LA-based painter Roberta Gentry is closing out a show this week at LADIES' ROOM: ‘We Need Mirrors’. The independent gallery features all female-identifying artists, and Gentry’s richly-layered surfaces and evocative palette have found their footing amongst the talented and diverse showcase regularly on offer.
Based on Stanislaw Lem's 1961 sci-fi novel, Solaris, and playing with anthropomorphism, the exhibit showcases forms fluidly morphing, echoing an array of geometric portals, crevices, and grids, reaching history and the unknown simultaneously.
We have no need of other worlds.
We need mirrors.
We don't know what to do with other worlds.
-- Stanisław Lem
Flaunt had the privilege to chat with Gentry about her show, her practice, and her future.
What is something you’ve learned about yourself this year?
I’ve learned that I really like gardening, and hate baking bread. There’s something so satisfying about a strong, healthy plant.
What about your practice has simplified lately? What about it has become more complex?

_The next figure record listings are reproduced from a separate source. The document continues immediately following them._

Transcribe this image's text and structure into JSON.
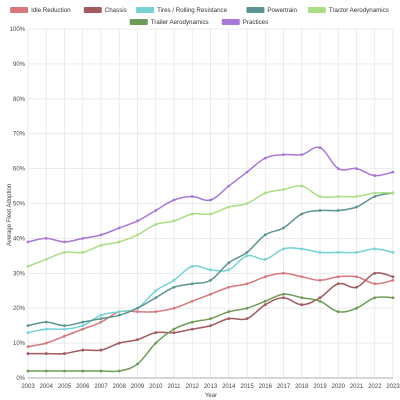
{
  "chart_data": {
    "type": "line",
    "title": "",
    "xlabel": "Year",
    "ylabel": "Average Fleet Adoption",
    "x": [
      2003,
      2004,
      2005,
      2006,
      2007,
      2008,
      2009,
      2010,
      2011,
      2012,
      2013,
      2014,
      2015,
      2016,
      2017,
      2018,
      2019,
      2020,
      2021,
      2022,
      2023
    ],
    "ylim": [
      0,
      100
    ],
    "yticks": [
      "0%",
      "10%",
      "20%",
      "30%",
      "40%",
      "50%",
      "60%",
      "70%",
      "80%",
      "90%",
      "100%"
    ],
    "grid": true,
    "legend_position": "top",
    "series": [
      {
        "name": "Idle Reduction",
        "color": "#d9777c",
        "values": [
          9,
          10,
          12,
          14,
          16,
          19,
          19,
          19,
          20,
          22,
          24,
          26,
          27,
          29,
          30,
          29,
          28,
          29,
          29,
          27,
          28
        ]
      },
      {
        "name": "Chassis",
        "color": "#a25a5e",
        "values": [
          7,
          7,
          7,
          8,
          8,
          10,
          11,
          13,
          13,
          14,
          15,
          17,
          17,
          21,
          23,
          21,
          23,
          27,
          26,
          30,
          29
        ]
      },
      {
        "name": "Tires / Rolling Resistance",
        "color": "#74d3d4",
        "values": [
          13,
          14,
          14,
          15,
          18,
          19,
          20,
          25,
          28,
          32,
          31,
          31,
          35,
          34,
          37,
          37,
          36,
          36,
          36,
          37,
          36
        ]
      },
      {
        "name": "Powertrain",
        "color": "#5b9592",
        "values": [
          15,
          16,
          15,
          16,
          17,
          18,
          20,
          23,
          26,
          27,
          28,
          33,
          36,
          41,
          43,
          47,
          48,
          48,
          49,
          52,
          53
        ]
      },
      {
        "name": "Tractor Aerodynamics",
        "color": "#aade84",
        "values": [
          32,
          34,
          36,
          36,
          38,
          39,
          41,
          44,
          45,
          47,
          47,
          49,
          50,
          53,
          54,
          55,
          52,
          52,
          52,
          53,
          53
        ]
      },
      {
        "name": "Trailer Aerodynamics",
        "color": "#6e9c56",
        "values": [
          2,
          2,
          2,
          2,
          2,
          2,
          4,
          10,
          14,
          16,
          17,
          19,
          20,
          22,
          24,
          23,
          22,
          19,
          20,
          23,
          23
        ]
      },
      {
        "name": "Practices",
        "color": "#a877db",
        "values": [
          39,
          40,
          39,
          40,
          41,
          43,
          45,
          48,
          51,
          52,
          51,
          55,
          59,
          63,
          64,
          64,
          66,
          60,
          60,
          58,
          59
        ]
      }
    ]
  }
}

I think that one part of my practice that has gotten simpler is making sure I understand where the lights and darks of a painting are going to be before I start thinking about color. I know it sounds a bit like painting 101, but it ends up saving many headaches later on. More complex? The backgrounds behind the figures have become more complex, now that they respond and grow from the figure itself.
What about this particular show is special to you?
I’ve been very grateful for this show with LADIES' ROOM, especially since it was very uncertain whether or not it would happen at all, and then if it would end up being a show that people could actually experience in real life. It was an amazing feeling to finally see it in the space after dreaming about it for the better part of a year.
Your work is said to explore organization and systems of language and meaning making. What’s been organized by this current exhibition? What’s been dismantled?
My previous work was concerned with language, but more about the shapes of the Latin alphabet and how they could exist as forms. I was interested in the way that certain forms feel as though they have meaning, even if they don’t correlate to anything specifically. This current work definitely grew from that place in that it still investigates form and meaning attached to specific forms. But lately it’s much more an obsession with a bi-laterally symmetrical figure or structure that lives in an environment that is constructed to complement it.
What sort of music is on your list of frequented lately? Does music play a role in your practice?
I’ve been listening to Dolly Parton a lot lately. But I don’t really listen to music very often in the studio. There’s too much emotion involved in music—it can be distracting. I think that since art and music are so closely related, I find it difficult to be involved with both of them at the same time.
What are you most looking forward to?
I’m looking forward to continuing this work and seeing where it goes. I spend a lot of time planning but the exciting parts are always the unexpected results of all the planning.